Arredo casa, con calma, e già mi ci immagino dentro, oliato e autonomo, magari con qualcuno che mi sia complementare negli spazi.
Supero tranquillamente i 60 kg in panca piana e si vede.
Ho i capelli lunghi come non avevo dai tempi di Piazza Leonardo.
Sono introspettivo e terribilmente lucido.
Sono ordinato nel lavoro e disordinato nella vita.

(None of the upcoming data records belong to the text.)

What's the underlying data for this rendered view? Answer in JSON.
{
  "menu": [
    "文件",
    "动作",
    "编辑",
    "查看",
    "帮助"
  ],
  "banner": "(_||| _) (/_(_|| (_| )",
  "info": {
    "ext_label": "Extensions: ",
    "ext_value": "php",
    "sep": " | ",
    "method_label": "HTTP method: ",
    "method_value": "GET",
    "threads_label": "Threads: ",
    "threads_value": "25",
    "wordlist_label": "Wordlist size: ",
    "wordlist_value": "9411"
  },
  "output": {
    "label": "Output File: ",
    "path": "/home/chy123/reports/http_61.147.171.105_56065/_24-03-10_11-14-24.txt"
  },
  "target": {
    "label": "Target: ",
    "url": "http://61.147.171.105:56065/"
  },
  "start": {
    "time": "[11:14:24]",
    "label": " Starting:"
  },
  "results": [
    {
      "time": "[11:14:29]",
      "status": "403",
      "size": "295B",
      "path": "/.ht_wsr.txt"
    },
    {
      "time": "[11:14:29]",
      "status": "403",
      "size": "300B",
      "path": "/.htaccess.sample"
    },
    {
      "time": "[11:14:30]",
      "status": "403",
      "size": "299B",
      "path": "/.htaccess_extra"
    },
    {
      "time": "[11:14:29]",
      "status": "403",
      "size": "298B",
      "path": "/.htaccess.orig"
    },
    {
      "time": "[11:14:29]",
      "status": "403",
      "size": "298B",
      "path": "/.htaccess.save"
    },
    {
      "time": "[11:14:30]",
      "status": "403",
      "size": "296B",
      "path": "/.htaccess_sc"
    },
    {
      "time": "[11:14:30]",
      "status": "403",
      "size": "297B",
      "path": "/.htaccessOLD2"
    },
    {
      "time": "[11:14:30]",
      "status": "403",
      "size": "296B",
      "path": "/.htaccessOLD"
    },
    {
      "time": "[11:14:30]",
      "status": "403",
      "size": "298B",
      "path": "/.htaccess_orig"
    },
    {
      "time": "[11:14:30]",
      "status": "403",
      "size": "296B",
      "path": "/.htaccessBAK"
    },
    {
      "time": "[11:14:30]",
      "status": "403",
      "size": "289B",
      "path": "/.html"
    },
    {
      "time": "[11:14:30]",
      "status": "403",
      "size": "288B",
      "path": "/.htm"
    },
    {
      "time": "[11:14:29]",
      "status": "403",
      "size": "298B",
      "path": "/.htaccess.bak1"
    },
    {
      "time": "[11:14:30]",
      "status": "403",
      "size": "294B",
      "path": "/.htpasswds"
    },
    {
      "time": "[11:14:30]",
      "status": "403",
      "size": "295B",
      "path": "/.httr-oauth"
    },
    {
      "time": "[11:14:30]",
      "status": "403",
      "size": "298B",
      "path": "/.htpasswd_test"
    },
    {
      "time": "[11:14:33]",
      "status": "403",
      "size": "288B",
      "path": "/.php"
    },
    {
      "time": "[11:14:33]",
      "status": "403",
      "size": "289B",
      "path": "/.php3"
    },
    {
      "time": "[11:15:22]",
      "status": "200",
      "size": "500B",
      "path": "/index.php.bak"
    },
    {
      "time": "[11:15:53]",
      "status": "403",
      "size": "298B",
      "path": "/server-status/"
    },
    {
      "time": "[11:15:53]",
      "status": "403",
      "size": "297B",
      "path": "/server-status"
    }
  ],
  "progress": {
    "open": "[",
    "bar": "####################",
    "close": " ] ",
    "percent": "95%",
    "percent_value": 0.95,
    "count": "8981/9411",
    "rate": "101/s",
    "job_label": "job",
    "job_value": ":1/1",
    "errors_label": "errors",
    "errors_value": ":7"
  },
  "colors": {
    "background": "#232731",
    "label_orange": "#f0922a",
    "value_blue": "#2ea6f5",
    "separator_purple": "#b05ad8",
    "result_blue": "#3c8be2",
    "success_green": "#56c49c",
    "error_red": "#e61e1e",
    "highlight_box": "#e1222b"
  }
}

Assolutamente speculare rispetto a un anno fa.
Esco con un’architetta-arreditrice, e per ora va bene così.
Penso che costruire qualcosa da zero sia per forza più difficile, ma più stimolante.
Penso a Chiara, Antonella, Erika, Stefania, Elisa e a quello che sarebbe potuto essere e non sarà .
Penso che sia giusto così, perchè comunque ho dato ma anche preso tanto di buono.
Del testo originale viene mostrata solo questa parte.